When a new puppy arrives, you’re likely to be focused on helping them feel at home with your family rather than any health concerns the dog may have. But a growing puppy can be at risk for developmental disorders such as panosteitis, which can be very painful.
Fortunately, by knowing the risk factors and early signs of growth-based health concerns such as panosteitis, you can take simple steps to prevent the condition and keep your growing puppy healthy.
What Is Panosteitis?
Panosteitis is a painful developmental disorder that occurs in young, rapidly growing, large-breed puppies. Affected puppies may experience waxing and waning musculoskeletal pain, not unlike growing pains in humans. The exact cause of panosteitis is unknown, but researchers have theorized that excessive dietary protein intake may be partly to blame. The disease likely also has a hereditary component, as some breeds are much more commonly affected than others.
Risk Factors for Panosteitis in Puppies
Any large or giant breed puppy can develop panosteitis, but German Shepherd Dogs make up the vast majority of cases.
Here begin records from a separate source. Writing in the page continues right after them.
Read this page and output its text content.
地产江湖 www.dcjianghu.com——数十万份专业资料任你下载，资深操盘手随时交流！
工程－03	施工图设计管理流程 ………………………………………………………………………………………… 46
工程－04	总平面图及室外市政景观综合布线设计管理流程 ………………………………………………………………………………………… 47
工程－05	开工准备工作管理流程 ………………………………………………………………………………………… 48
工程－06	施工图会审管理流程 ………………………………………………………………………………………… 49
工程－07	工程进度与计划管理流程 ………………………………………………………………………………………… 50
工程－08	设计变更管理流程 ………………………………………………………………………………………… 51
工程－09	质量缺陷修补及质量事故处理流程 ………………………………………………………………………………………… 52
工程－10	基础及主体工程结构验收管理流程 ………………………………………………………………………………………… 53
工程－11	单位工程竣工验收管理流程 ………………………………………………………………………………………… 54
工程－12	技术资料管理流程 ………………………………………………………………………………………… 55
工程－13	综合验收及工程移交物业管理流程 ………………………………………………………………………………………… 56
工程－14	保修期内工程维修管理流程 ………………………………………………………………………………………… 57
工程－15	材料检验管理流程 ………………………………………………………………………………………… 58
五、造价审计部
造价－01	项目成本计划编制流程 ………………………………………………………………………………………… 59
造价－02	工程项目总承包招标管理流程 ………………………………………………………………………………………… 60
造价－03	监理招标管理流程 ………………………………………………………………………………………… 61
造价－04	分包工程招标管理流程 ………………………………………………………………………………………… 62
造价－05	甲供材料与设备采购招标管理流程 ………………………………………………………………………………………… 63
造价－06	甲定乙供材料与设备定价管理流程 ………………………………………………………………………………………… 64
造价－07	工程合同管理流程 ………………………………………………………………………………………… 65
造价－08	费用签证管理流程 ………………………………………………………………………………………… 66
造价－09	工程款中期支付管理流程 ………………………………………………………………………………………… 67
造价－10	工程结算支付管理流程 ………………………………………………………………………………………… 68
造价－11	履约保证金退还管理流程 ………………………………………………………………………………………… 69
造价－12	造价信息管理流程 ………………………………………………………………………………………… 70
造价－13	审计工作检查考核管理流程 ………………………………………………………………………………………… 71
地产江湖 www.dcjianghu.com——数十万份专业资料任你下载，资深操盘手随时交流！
Other highly susceptible breeds include:
- Basset Hound
- Golden Retriever
- Great Dane
- Labrador Retriever
- Saint Bernard
- Doberman Pinscher
Panosteitis also occurs more commonly in males than in females. Young dogs between 5–18 months of age are most commonly affected, but rare cases have been reported in middle-aged dogs as well. Once a dog develops panosteitis, episodes of pain and lameness may continue intermittently until the dog is 1–2 years old. Flare-ups occasionally also occur in adult dogs, sometimes referred to as “recycling” of panosteitis.
Symptoms of Panosteitis in Puppies
Panosteitis symptoms may come and go for several weeks at a time and can include:
- Sudden-onset lameness in one or more limbs
- Lameness that shifts between limbs
- Severe pain, especially when the affected limbs are palpated
- Unwillingness to rise
- Loss of appetite
- Excessive vocalization
Treatment of Panosteitis in Puppies
There is no cure for panosteitis and treatment is focused on relieving pain while the disease runs its course. Your veterinarian may recommend starting your dog on a non-steroidal anti-inflammatory drug (NSAID) to decrease pain and inflammation during flare-ups of panosteitis. Some dogs respond better to one NSAID over another, so it may take some trial and error to find the right medication. Your pup should also rest and avoid strenuous activity during these episodes.
You may also need to transition your dog to a new diet to help prevent further problems. Your veterinarian can help you choose the best diet for your puppy’s age and breed. If your puppy is overweight, developing a gradual weight-loss plan with your veterinarian’s guidance can reduce the stress on the painful limbs and prevent future orthopedic issues.
While it’s heartbreaking to see your puppy in pain, the good news is that most cases of panosteitis will eventually resolve on their own. Some resolve in as little as two or three weeks, while others may continue to experience intermittent flare-ups until the puppy reaches skeletal maturity.
Preventing Panosteitis and Other Growth-Based Health Concerns in Puppies
Preventing panosteitis is difficult because no single inciting cause has been identified, but you can help protect your pup by focusing on its health.
The best way to keep your puppy healthy is to feed a breed-appropriate, commercially made dog food specifically formulated for puppies. A complete and balanced puppy diet should provide sufficient protein and correct calcium and phosphorous balance to prevent growth disorders. Portions must be carefully controlled to provide adequate caloric intake while preventing excessively rapid growth. Treats should also be limited to no more than 10% of your puppy’s daily caloric intake to prevent obesity.
Your puppy needs regular exercise for healthy growth and development, but too much exercise can also be a problem. In growing large- and giant-breed puppies, it is especially important to avoid high-impact activities, such as jumping and sustained running, which can put too much strain on their developing bones and joints. A good rule of thumb is that a puppy should not participate in any activity beyond what they would normally engage in with other puppies of the same age. For example, a six-month-old puppy will run in short bursts when playing with other six-month-old puppies, but should not be expected to accompany an owner on a sustained run.
It is also important to note that puppies of different breeds will grow and mature at different rates. Skeletal maturity — the point at which the growth plates close and a puppy’s musculoskeletal development is complete — may occur at as early as 8 months for small breed dogs, while large and giant breed dogs may not fully mature until 18–24 months. It is important to know the rate at which your puppy’s breed matures so that you can make informed decisions regarding your puppy’s health.
Panosteitis is a painful condition for your puppy, but by taking each of these steps and focusing on your dog’s health, you can help minimize or even prevent it.